The tent has two zippered and screened windows on each side and one in the back, so you can get plenty of airflow. We also invested in a ceiling fan and LED light to hang from the top and help with cooling. This is a view of the tent from the inside, which I took while laying on the air mattress, so you can get a sense of how tall it is.

Keeping It Cool

Keeping It Cool

After two years of dealing with warm drinks and nonperishable food items, we decided to invest in a Yeti, aka the Cadillac of coolers. Faith chose the Yeti Hopper Two 30 cooler, which has a hard shell inner lining and soft sides. Unlike hard-side coolers, which can be awkward to travel with, the Yeti doubles as a carry-on bag. More important, it doesn't leak, and it keeps contents cold for days. We bought a 10-pound bag of ice on Friday, and it lasted two days. Even after the ice was melted, the cooler contents were still cold.

Cold Cocktails to Go
Yeti

Cold Cocktails to Go

Almost as miraculous as the Yeti cooler is the Yeti Rambler Bottle ($30), which kept my "cocktails" cool for hours. We'd mix faderade (Gatorade plus vodka) around noon and it would still be cold by 6 p.m. What's mind-blowing is that the exterior of the bottle never feels cold or gathers condensation, so it's always a pleasant surprise to open it up and find a cold, trashy cocktail.
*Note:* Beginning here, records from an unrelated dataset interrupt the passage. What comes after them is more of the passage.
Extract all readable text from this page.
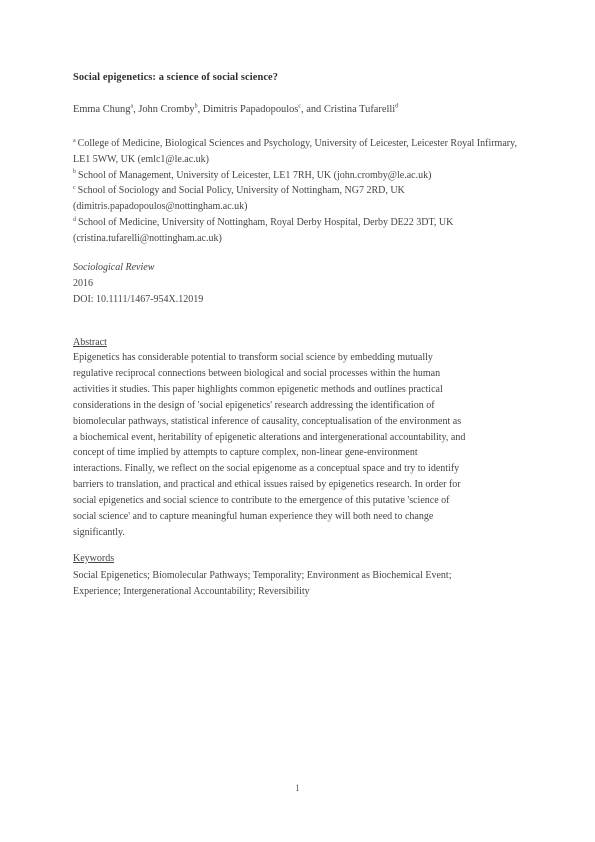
Social epigenetics: a science of social science?
Emma Chung$^a$, John Cromby$^b$, Dimitris Papadopoulos$^c$, and Cristina Tufarelli$^d$

$^a$ College of Medicine, Biological Sciences and Psychology, University of Leicester, Leicester Royal Infirmary, LE1 5WW, UK (emlc1@le.ac.uk)

$^b$ School of Management, University of Leicester, LE1 7RH, UK (john.cromby@le.ac.uk)

$^c$ School of Sociology and Social Policy, University of Nottingham, NG7 2RD, UK (dimitris.papadopoulos@nottingham.ac.uk)

$^d$ School of Medicine, University of Nottingham, Royal Derby Hospital, Derby DE22 3DT, UK (cristina.tufarelli@nottingham.ac.uk)

Sociological Review
2016
DOI: 10.1111/1467-954X.12019
Abstract
Epigenetics has considerable potential to transform social science by embedding mutually
regulative reciprocal connections between biological and social processes within the human
activities it studies. This paper highlights common epigenetic methods and outlines practical
considerations in the design of 'social epigenetics' research addressing the identification of
biomolecular pathways, statistical inference of causality, conceptualisation of the environment as
a biochemical event, heritability of epigenetic alterations and intergenerational accountability, and
concept of time implied by attempts to capture complex, non-linear gene-environment
interactions. Finally, we reflect on the social epigenome as a conceptual space and try to identify
barriers to translation, and practical and ethical issues raised by epigenetics research. In order for
social epigenetics and social science to contribute to the emergence of this putative 'science of
social science' and to capture meaningful human experience they will both need to change
significantly.
Keywords
Social Epigenetics; Biomolecular Pathways; Temporality; Environment as Biochemical Event;
Experience; Intergenerational Accountability; Reversibility
1
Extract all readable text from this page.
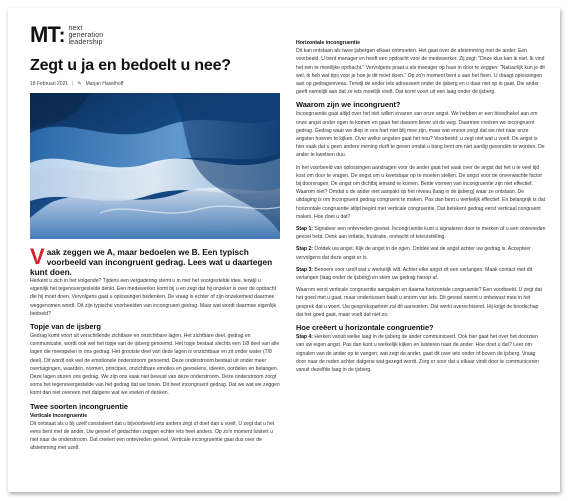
MT: next
generation
leadership
Zegt u ja en bedoelt u nee?
18 Februari 2021 | ✎ Marjan Haselhoff
Vaak zeggen we A, maar bedoelen we B. Een typisch voorbeeld van incongruent gedrag. Lees wat u daartegen kunt doen.

Herkent u zich in het volgende? Tijdens een vergadering stemt u in met het voorgestelde idee, terwijl u eigenlijk het tegenovergestelde denkt. Een medewerker komt bij u en zegt dat hij onzeker is over de opdracht die hij moet doen. Vervolgens gaat u oplossingen bedenken. De vraag is echter of zijn onzekerheid daarmee weggenomen wordt. Dit zijn typische voorbeelden van incongruent gedrag. Maar wat wordt daarmee eigenlijk bedoeld?

Topje van de ijsberg

Gedrag komt voort uit verschillende zichtbare en onzichtbare lagen. Het zichtbare deel, gedrag en communicatie, wordt ook wel het topje van de ijsberg genoemd. Het topje bestaat slechts een 1/8 deel van alle lagen die meespelen in ons gedrag. Het grootste deel van deze lagen is onzichtbaar en zit onder water (7/8 deel). Dit wordt ook wel de emotionele onderstroom genoemd. Deze onderstroom bestaat uit onder meer overtuigingen, waarden, normen, principes, onzichtbare emoties en gevoelens, ideeën, oordelen en belangen. Deze lagen sturen ons gedrag. We zijn ons vaak niet bewust van deze onderstroom. Deze onderstroom zorgt soms het tegenovergestelde van het gedrag dat we tonen. Dit heet incongruent gedrag. Dat we wat we zeggen komt dan niet overeen met datgene wat we voelen of denken.

Twee soorten incongruentie
Verticale incongruentie

Dit ontstaat als u bij uzelf constateert dat u bijvoorbeeld iets anders zegt of doet dan u voelt. U zegt dat u het eens bent met de ander. Uw gevoel of gedachten zeggen echter iets heel anders. Op zo'n moment luistert u niet naar de onderstroom. Dat creëert een ontevreden gevoel. Verticale incongruentie gaat dus over de afstemming met uzelf.

Horizontale incongruentie

Dit kan ontstaan als twee ijsbergen elkaar ontmoeten. Het gaat over de afstemming met de ander. Een voorbeeld. U bent manager en heeft een opdracht voor de medewerker. Zij zegt: "Deze klus kan ik niet. Ik vind het een te moeilijke opdracht." Vervolgens praat u als manager op haar in door te zeggen: "Natuurlijk kun je dit wel, ik heb wat tips voor je hoe je dit moet doen." Op zo'n moment bent u aan het fixen. U draagt oplossingen aan op gedragsniveau. Terwijl de ander iets adresseert onder de ijsberg en u daar niet op in gaat. Die ander geeft namelijk aan dat ze iets moeilijk vindt. Dat komt voort uit een laag onder de ijsberg.

Waarom zijn we incongruent?

Incongruentie gaat altijd over het niet willen ervaren van onze angst. We hebben er een bloedhekel aan om onze angst onder ogen te komen en gaan het daarom liever uit de weg. Daarmee creëren we incongruent gedrag. Gedrag waar we diep in ons hart niet blij mee zijn, maar wat ervoor zorgt dat we niet naar onze angsten hoeven te kijken. Over welke angsten gaat het nou? Voorbeeld: u zegt niet wat u voelt. De angst is hier vaak dat u geen andere mening durft te geven omdat u bang bent om niet aardig gevonden te worden. De ander te kwetsen duu.

In het voorbeeld van oplossingen aandragen voor de ander gaat het vaak over de angst dat het u te veel tijd kost om door te vragen. De angst om u kwetsbaar op te moeten stellen. De angst voor de onverwachte factor bij doorvragen. De angst om dichtbij iemand te komen. Beide vormen van incongruentie zijn niet effectief. Waarom niet? Omdat u de ander niet aanpakt op het niveau (laag in de ijsberg) waar ze ontstaan. De uitdaging is om incongruent gedrag congruent te maken. Pas dan bent u werkelijk effectief. En belangrijk is dat horizontale congruentie altijd begint met verticale congruentie. Dat betekent gedrag eerst verticaal congruent maken. Hoe doet u dat?

Stap 1: Signaleer een ontevreden gevoel. Incongruentie kunt u signaleren door te merken of u een ontevreden gevoel hebt. Denk aan irritatie, frustratie, onmacht of teleurstelling.

Stap 2: Ontdek uw angst. Kijk de angst in de ogen. Ontdek wat de angst achter uw gedrag is. Accepteer vervolgens dat deze angst er is.

Stap 3: Benoem voor uzelf wat u werkelijk wilt. Achter elke angst zit een verlangen. Maak contact met dit verlangen (laag onder de ijsberg) en stem uw gedrag hierop af.

Waarom eerst verticale congruentie aangaken en daarna horizontale congruentie? Een voorbeeld. U zegt dat het goed met u gaat, maar ondertussen baalt u enorm van iets. Dit gevoel neemt u onbewust mee in het gesprek dat u voert. Uw gesprekspartner zal dit aanvoelen. Dat werkt averechtsend. Hij krijgt de boodschap dat het goed gaat, maar voelt dat niet zo.

Hoe creëert u horizontale congruentie?

Stap 4: Herken vanuit welke laag in de ijsberg de ander communiceert. Ook hier gaat het over het doorzien van uw eigen angst. Pas dan kunt u werkelijk kijken en luisteren naar de ander. Hoe doet u dat? Leer om signalen van de ander op te vangen; wat zegt de ander, gaat dit over iets onder of boven de ijsberg. Vraag door naar de reden achter datgene wat gezegd wordt. Zorg er voor dat u elkaar vindt door te communiceren vanuit dezelfde laag in de ijsberg.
Of course, you can also use a Yeti bottle for water, but I refill my water bottle about five times more often than my cocktail bottle.

Night Light
Huckberry

Night Light

This Huckberry Barebones Forest Lantern ($50) performed many useful nighttime duties: lighting our tailgate to welcome visitors, looking for all the stuff we dropped on the ground, and illuminating the truck cab without running down the battery.